Correlations are like two peas in a pod - they just can’t be separated. In machine learning, correlations are like the secret ingredient that makes our models stand out. They help us identify patterns and relationships between features, and guide us in selecting the most relevant variables to predict our target variable. Correlations are the spice that brings flavor to our machine learning recipes, and the glue that binds our models together. So, let’s embrace correlations, and make some deliciously accurate models!
Correlations
1) Pearson Correlation Coefficient:
Continuous variables
This is the most commonly used method for measuring the linear correlation between two variables. It computes the strength and direction of the linear relationship between two continuous variables.
- Python Code:
# Compute Pearson correlation coefficient between two columns
df['column1'].corr(df['column2'])
-
Formula:
$\rho_{X,Y} = \frac{COV(X, Y)}{\sigma_{x}\sigma_{y}} = \frac{\sum_{i=2}^{n}(x_{i} - \bar{x})(y_{i} - \bar{y})}{\sqrt{\sum_{i=2}^{n}(x_{i} - \bar{x})^{2}}\sqrt{\sum_{i=1}^{n}(y_{i} - \bar{y})^{2}}}$ -
Intuition:
It is essentially a normalized measurement of the covariance. -
Assumption/Limitations:
- Relationship between the two variables is linear.
- Variables are normally distributed.
- There are no significant outliers in the data.
- Relationship between the two variables is linear.
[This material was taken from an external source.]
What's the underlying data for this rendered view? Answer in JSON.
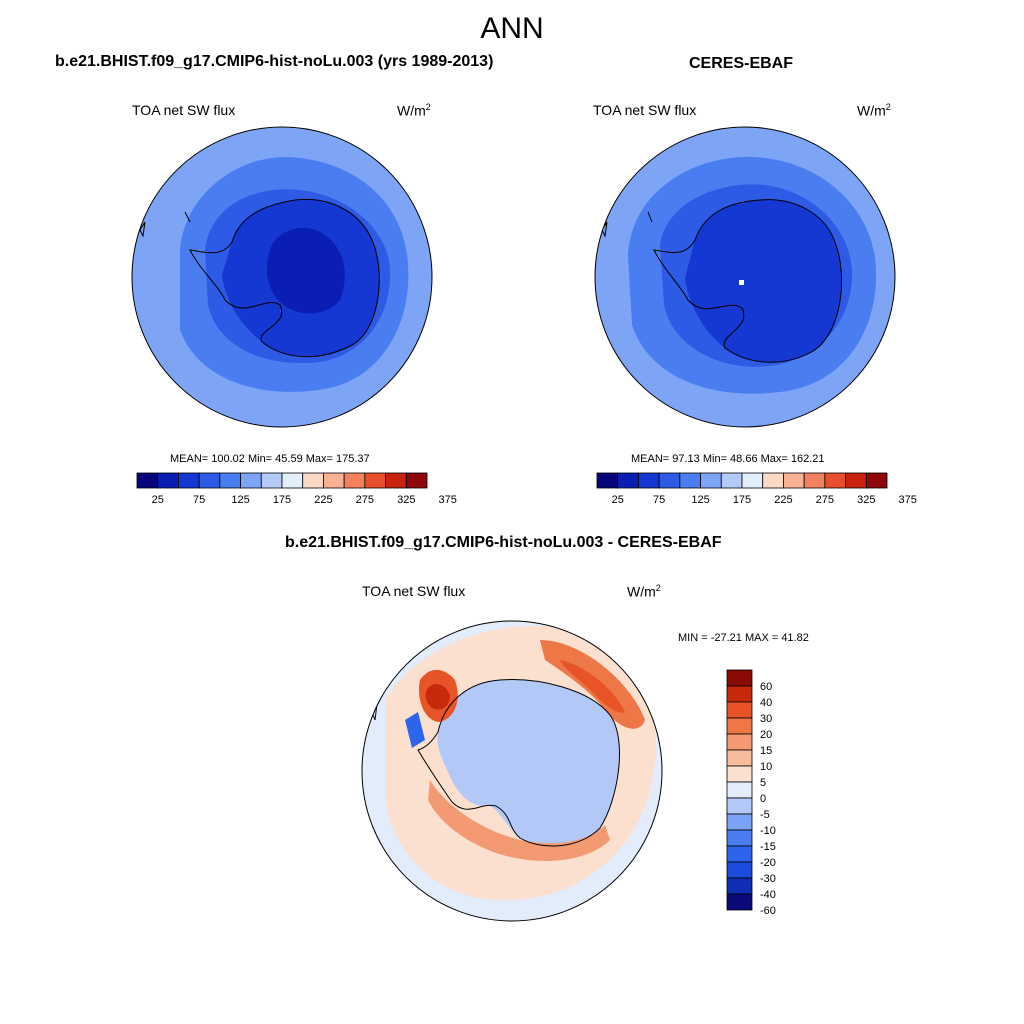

2) Spearman Rank Correlation Coefficient:
Continuous and ordinal variables
This is a non-parametric method for measuring the correlation between two variables. It computes the strength and direction of the monotonic relationship between two continuous or ordinal variables.
- Python Code:
# Compute Spearman rank correlation coefficient between two columns
df['column1'].corr(df['column2'], method='spearman')
-
Formula:
$r_{s} = \rho_{R(X), R(Y)} = \frac{COV(R(X), R(Y))}{\sigma_{X}\sigma_{Y}} = 1 - \frac{6\sum_{i=1}^{n}d_{i}}{n(n^{2}-1)}$ where $d_{i} = R(X_{i}) - R(Y_{i})$ -
Intuition:
It is the Pearson Correlation of the ranked variables. -
Assumption/Limitations:
- The relationship between the variables is monotonic.
(i.e. as one variable increases, the other variable either also increases or decreases) - Easier to compute compared to Kendall’s Tau correlation.
- May not be appropriate for small sample sizes.
- The relationship between the variables is monotonic.
3) Kendall’s Tau Correlation Coefficient:
Continuous and ordinal variables
This is another non-parametric method for measuring the correlation between two variables. It computes the strength and direction of the monotonic relationship between two continuous or ordinal variables.
- Python Code:
# Compute Kendall's tau correlation coefficient between two columns
df['column1'].corr(df['column2'], method='kendall')
- Formula:
$r = \frac{(\text{number of concordant pairs}) - \text{(number of discordant pairs)}}{\text{number of pairs}} = 1-\frac{2(\text{number of discordant pairs})}{(n \space \text{choices} \space 2)}$
where “concordant” between two variables being:
$\text{sign}(X_{2} - X_{1}) = \text{sign}(Y_{2} - Y_{1})$
-
Intuition:
The intuition behind the formula is that if there are more concordant pairs than discordant pairs, then the variables have a positive monotonic relationship, and the value of tau is close to +1. -
Assumption/Limitations:
- The relationship between the variables is monotonic.
(i.e. as one variable increases, the other variable either also increases or decreases) - More robust to outliers compared to Spearman’s Correlation.
- Handles tied ranks (i.e. when two or more observations in a dataset have the same value) better than Spearman’s Correlation.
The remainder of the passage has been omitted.